Умственный эксперимент в философии права и теоретической юриспруденции: понятие и типология

Вопреки господствующим в философии науки представлениям существует точка зрения, согласно которой метод эксперимента зародился не в естествознании, а в средневековой науке права и был перенесен на изучение природы основоположником индуктивной логики Нового времени Ф. Бэконом1. Но даже в таком случае историчность и уникальность исследуемых объектов, отсутствие четкого их отграничения от субъекта с его познавательными действиями, высокая социальная и гуманитарная цена осложняют использование эксперимента в социально-гуманитарных разработках. Острота этих и других встающих на пути ученого-экспериментатора проблем частично ослабляется посредством замены изучаемого явления имеющим иную природу материальным либо идеальным аналогом.
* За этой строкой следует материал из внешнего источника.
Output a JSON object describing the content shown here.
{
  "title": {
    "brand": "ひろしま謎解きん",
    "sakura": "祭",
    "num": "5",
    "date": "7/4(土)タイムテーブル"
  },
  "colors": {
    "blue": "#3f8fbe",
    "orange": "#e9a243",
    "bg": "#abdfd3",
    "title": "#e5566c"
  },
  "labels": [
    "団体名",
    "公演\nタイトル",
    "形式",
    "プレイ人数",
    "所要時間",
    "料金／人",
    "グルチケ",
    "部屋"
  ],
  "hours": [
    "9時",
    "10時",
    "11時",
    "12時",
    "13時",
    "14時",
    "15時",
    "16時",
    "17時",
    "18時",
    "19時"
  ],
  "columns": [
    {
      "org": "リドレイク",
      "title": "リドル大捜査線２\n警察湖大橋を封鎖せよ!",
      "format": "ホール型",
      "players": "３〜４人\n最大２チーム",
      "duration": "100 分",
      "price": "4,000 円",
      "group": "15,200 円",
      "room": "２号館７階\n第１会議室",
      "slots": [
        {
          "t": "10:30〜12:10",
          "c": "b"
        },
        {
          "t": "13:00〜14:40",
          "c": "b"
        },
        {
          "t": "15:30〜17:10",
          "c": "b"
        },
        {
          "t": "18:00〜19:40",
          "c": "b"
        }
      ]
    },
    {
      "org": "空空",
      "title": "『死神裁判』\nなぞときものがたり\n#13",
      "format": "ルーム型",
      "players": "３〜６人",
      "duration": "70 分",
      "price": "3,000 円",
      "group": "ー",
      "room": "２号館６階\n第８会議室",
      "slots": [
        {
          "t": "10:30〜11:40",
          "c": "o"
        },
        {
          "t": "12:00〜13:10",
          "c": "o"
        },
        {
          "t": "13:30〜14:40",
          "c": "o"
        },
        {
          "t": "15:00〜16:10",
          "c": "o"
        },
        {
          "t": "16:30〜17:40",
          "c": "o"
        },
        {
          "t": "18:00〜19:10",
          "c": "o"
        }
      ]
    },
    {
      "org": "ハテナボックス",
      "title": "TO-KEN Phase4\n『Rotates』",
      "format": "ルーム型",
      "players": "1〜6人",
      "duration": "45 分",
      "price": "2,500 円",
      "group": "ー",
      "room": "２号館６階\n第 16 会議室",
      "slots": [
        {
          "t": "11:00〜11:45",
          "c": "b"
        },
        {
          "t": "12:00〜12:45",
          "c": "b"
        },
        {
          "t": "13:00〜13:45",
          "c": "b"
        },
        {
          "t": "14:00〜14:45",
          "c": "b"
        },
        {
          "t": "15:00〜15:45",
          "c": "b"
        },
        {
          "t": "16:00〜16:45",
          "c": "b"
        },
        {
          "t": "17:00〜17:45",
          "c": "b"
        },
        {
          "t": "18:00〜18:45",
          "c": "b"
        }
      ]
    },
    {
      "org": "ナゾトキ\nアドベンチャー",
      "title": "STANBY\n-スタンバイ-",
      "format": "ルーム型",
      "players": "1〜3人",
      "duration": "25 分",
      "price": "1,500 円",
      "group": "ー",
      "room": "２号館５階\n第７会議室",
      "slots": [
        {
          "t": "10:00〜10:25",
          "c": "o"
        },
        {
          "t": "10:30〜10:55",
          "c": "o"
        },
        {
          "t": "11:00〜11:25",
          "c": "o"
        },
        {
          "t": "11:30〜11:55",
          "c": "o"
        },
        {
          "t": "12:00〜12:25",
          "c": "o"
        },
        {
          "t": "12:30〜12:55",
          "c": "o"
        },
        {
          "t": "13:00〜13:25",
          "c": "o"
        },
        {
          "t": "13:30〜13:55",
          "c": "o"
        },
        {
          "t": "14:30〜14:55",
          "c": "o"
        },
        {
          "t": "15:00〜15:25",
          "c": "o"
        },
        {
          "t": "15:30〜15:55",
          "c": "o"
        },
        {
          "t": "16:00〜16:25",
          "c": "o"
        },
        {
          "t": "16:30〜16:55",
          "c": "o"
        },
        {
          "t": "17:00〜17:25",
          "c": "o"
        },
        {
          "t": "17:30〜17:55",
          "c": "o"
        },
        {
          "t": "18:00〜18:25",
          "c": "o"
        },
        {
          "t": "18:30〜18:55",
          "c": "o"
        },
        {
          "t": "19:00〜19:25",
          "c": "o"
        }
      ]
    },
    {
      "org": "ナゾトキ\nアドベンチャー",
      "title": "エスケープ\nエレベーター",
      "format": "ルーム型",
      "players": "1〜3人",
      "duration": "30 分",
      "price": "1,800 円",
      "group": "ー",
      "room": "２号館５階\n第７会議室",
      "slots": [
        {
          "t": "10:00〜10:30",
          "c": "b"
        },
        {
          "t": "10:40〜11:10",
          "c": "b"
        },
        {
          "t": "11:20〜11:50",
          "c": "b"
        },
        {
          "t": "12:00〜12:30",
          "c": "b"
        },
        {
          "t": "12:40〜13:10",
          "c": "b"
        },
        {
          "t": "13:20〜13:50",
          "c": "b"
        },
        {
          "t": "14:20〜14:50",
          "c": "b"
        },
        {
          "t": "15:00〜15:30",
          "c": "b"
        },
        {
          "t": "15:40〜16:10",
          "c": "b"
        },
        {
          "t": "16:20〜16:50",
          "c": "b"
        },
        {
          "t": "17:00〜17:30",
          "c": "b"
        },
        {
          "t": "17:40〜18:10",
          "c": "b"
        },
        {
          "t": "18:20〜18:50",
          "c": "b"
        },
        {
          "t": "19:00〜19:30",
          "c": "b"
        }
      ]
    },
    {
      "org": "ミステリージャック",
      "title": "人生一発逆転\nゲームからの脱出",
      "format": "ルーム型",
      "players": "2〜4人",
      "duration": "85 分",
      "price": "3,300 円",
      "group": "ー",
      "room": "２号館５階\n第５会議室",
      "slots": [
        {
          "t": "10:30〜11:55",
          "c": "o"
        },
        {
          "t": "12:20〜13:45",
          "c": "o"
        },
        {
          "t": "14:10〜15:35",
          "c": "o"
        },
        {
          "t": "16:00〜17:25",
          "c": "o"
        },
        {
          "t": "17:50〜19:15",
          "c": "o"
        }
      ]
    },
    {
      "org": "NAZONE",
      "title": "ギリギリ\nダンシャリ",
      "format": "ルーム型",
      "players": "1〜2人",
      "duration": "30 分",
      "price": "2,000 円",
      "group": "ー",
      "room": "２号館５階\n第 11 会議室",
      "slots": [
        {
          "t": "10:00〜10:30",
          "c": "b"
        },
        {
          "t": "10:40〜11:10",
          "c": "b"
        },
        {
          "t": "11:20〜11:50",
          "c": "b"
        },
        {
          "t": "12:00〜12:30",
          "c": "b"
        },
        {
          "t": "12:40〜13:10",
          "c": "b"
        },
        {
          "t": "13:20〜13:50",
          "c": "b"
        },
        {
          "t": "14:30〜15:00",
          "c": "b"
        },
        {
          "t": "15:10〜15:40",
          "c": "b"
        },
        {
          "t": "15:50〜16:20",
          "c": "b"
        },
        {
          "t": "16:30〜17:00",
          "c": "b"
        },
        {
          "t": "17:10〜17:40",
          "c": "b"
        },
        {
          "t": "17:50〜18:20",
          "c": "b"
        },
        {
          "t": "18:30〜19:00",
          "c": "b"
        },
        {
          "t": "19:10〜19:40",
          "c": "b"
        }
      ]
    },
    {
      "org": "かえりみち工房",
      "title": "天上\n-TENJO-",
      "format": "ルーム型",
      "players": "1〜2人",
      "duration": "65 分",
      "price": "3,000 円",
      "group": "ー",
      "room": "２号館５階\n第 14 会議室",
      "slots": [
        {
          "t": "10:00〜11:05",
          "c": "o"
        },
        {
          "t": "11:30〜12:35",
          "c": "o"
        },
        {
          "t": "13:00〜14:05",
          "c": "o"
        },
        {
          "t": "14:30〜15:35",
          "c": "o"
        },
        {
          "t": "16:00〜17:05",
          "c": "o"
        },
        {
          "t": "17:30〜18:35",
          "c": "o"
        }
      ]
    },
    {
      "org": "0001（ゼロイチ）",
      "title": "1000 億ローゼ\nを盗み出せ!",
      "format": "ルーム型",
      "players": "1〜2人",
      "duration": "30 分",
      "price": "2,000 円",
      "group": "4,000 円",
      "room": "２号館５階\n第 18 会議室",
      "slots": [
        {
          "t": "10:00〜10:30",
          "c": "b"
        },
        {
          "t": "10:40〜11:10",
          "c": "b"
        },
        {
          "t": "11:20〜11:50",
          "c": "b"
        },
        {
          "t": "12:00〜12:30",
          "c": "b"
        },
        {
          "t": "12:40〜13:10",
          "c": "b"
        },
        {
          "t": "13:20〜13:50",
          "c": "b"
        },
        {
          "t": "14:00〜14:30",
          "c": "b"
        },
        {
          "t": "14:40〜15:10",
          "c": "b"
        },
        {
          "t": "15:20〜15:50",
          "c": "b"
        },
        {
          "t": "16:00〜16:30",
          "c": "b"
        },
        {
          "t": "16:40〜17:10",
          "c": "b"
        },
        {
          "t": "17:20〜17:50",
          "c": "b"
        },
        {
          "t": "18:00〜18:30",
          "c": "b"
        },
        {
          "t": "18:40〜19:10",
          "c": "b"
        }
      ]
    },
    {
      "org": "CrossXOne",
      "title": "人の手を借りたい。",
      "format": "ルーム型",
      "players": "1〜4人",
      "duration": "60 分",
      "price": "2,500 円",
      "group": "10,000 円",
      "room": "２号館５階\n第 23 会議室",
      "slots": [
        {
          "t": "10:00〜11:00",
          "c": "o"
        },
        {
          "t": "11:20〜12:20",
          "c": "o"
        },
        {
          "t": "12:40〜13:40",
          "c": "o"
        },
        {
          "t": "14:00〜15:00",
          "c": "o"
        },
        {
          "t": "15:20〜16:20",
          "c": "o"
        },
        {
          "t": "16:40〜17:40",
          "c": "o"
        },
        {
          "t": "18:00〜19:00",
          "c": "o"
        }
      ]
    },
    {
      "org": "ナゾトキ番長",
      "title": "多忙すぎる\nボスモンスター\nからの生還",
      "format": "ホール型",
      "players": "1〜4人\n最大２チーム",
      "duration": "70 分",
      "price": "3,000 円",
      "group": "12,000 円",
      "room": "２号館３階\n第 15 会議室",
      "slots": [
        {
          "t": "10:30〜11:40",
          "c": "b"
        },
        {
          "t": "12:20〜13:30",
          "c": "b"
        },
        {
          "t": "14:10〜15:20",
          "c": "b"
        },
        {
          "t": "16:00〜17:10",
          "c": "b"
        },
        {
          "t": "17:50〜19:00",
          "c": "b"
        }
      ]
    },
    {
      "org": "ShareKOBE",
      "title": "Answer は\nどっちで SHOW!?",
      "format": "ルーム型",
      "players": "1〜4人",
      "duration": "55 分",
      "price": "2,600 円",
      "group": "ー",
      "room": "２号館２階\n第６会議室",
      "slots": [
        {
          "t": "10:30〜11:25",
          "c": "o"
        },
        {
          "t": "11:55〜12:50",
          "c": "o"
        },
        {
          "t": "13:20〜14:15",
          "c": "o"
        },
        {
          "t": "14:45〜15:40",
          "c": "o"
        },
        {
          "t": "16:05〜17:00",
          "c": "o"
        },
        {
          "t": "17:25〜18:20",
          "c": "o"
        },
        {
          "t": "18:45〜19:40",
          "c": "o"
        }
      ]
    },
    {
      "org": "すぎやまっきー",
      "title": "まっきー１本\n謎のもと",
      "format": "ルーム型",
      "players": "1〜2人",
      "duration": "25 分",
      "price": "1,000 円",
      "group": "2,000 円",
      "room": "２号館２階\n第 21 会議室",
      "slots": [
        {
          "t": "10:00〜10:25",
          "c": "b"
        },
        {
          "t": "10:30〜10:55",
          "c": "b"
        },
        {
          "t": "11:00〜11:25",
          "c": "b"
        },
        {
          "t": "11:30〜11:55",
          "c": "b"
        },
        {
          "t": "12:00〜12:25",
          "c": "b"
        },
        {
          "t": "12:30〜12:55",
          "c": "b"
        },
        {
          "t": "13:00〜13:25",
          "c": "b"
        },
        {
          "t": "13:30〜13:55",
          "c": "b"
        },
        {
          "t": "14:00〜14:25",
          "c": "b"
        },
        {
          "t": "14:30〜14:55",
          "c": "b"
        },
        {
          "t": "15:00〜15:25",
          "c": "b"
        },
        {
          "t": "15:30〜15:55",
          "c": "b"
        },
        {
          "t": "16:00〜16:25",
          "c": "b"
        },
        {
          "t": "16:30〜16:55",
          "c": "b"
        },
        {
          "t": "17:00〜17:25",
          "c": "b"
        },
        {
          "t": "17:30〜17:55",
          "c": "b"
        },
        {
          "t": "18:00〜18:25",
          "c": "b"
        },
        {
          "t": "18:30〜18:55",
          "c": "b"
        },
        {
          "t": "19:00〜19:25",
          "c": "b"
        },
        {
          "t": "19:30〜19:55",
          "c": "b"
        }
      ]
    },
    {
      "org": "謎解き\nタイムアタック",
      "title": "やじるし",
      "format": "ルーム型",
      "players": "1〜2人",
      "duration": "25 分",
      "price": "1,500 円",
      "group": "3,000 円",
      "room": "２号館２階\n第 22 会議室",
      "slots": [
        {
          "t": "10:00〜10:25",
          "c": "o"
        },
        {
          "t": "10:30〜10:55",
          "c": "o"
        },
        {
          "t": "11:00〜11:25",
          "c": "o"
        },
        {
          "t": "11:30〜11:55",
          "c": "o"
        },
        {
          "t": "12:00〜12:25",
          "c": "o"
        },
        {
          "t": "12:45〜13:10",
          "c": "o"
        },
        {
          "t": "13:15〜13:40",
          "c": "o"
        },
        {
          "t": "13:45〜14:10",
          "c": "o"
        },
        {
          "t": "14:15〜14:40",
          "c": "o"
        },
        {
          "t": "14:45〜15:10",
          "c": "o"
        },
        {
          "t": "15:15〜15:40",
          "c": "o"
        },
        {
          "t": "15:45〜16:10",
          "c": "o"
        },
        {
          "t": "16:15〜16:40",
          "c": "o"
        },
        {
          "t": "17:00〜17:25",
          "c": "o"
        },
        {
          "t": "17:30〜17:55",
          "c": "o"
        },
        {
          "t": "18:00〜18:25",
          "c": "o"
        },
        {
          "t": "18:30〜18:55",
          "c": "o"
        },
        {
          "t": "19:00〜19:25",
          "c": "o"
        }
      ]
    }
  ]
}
Предмет нашего исследования лежит как раз в плоскости мысленного экспериментирования и локализован в области его применения в философии и теории уголовного права, а дальнейшие рассуждения исходят из следующих посылок.

Первое . Differentia specifica умственного эксперимента есть, разумеется, использование в качестве модели комплекса ментальных образов. В советской философии структурированная трактовка идеализированного эксперимента была разработана еще в 1960-е гг. В. А. Штоффом. Отмечая момент взаимодействия в нем дискурсивного мышления и творческого воображения, ученый вместе с тем неукоснительно проводил линию, отвечавшую директивному в то время учению о познании как об отражении, на строгую вторичность мысленных процедур по отношению к действиям, выполняемым при постановке натурных экспериментов, а образцы последних черпал из естественных наук. Как следствие, всплески умственной активности, не дотягивающие до физикалистского стандарта (правила построения идеализированного квазиобъекта и квазиприборов, точное применение объективных законов и научных фактов и т. д.), отфильтровывались в разряд эффектов наглядного мышления, представляющих больше психологический, нежели гносеологический интерес2.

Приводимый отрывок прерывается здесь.